During lunch break, Steve Diggs asked me “Why are ontologies important?” to which I aptly responded: “They aren’t”.

I explained the theory of a folksonomy, an emerging vocabulary set resulting from a bottom-up process in which members of a community freely choose keywords to their liking. A folksonomy is self-evolving, and provides an accurate model of the dynamic world we are trying to describe. This makes more sense to me than an ontology, which attempts to break everything into distinct categories from a top-down perspective.

Some sites that are based on folksonomies are (surprise!) delicious and Flickr. In fact, even Google’s search engine page-rank algorithm is based on a folksonomy. Instead of Yahoo!’s old approach of categorizing the web, Google ranks pages by popularity. But how do they know which sites are popular?…. they get that data straight from us! All Google does is aggregate existing data and perform algorithms to determine a site’s popularity, and thus, it’s rank order for search results.
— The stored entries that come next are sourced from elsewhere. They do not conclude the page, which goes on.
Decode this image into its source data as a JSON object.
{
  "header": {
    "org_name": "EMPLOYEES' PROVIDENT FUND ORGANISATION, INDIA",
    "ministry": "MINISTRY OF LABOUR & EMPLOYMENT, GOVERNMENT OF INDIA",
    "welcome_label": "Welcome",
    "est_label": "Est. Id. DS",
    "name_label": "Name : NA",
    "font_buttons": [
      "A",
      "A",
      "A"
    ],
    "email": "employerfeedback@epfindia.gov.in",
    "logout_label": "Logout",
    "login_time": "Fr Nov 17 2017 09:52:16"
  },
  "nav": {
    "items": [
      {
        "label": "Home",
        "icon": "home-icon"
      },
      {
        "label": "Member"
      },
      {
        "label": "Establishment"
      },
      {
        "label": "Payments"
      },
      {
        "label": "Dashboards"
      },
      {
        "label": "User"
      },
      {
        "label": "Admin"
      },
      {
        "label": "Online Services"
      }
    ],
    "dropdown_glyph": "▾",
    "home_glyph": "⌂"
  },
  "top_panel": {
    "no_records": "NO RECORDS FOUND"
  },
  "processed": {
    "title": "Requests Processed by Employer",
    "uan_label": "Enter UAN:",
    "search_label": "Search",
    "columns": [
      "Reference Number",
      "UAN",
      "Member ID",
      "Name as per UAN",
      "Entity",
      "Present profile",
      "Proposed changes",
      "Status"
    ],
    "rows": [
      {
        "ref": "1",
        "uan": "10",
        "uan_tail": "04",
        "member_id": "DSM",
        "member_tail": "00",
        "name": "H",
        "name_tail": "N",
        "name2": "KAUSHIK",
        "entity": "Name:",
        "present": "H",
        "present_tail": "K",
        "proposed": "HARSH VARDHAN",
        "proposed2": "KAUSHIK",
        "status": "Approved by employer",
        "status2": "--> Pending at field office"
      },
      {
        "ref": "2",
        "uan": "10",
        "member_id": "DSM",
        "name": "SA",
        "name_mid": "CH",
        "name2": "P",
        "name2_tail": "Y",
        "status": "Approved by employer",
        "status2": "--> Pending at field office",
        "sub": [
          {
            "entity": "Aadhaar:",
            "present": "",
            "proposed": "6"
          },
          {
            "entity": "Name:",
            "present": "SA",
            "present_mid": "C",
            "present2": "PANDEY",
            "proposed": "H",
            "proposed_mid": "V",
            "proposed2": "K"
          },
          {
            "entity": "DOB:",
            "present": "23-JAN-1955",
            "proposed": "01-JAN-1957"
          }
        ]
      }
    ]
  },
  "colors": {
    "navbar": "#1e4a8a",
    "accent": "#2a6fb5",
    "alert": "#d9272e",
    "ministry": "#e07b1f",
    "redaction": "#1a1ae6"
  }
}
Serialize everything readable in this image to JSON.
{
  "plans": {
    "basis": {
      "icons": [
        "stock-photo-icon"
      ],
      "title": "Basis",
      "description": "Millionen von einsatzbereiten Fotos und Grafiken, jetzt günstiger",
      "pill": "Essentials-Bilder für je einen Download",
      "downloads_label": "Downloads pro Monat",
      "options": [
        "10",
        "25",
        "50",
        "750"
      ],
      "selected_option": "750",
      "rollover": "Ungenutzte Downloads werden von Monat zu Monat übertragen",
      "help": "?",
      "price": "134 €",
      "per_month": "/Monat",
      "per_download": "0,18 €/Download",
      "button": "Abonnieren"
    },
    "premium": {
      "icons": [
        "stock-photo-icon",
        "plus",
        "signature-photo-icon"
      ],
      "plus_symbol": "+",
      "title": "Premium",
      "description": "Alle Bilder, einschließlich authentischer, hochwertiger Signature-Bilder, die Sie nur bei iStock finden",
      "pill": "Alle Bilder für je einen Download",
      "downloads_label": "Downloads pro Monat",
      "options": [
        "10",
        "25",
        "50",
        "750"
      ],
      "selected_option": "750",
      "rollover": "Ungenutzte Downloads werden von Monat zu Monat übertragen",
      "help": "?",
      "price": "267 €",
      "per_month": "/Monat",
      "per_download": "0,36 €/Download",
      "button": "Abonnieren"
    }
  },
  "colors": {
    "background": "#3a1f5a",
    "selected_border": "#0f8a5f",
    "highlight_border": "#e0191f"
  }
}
The same logic applies to tagging for Delicious and Flickr. The more times one tag is used for the same object, the more meaningful that tag becomes. Statistical analysis can then be performed to determine which tags are frequently used and can relate like tags together.

An ontology serves a purpose only when it’s needed in a controlled environment. Building an ontology makes sense when all factors are considered and recognized. Software agents built on ontologies will run faster and more efficiently.

However, the world is not controlled. Scientific data is not controlled. Building an ontology here just doesn’t seem to make sense.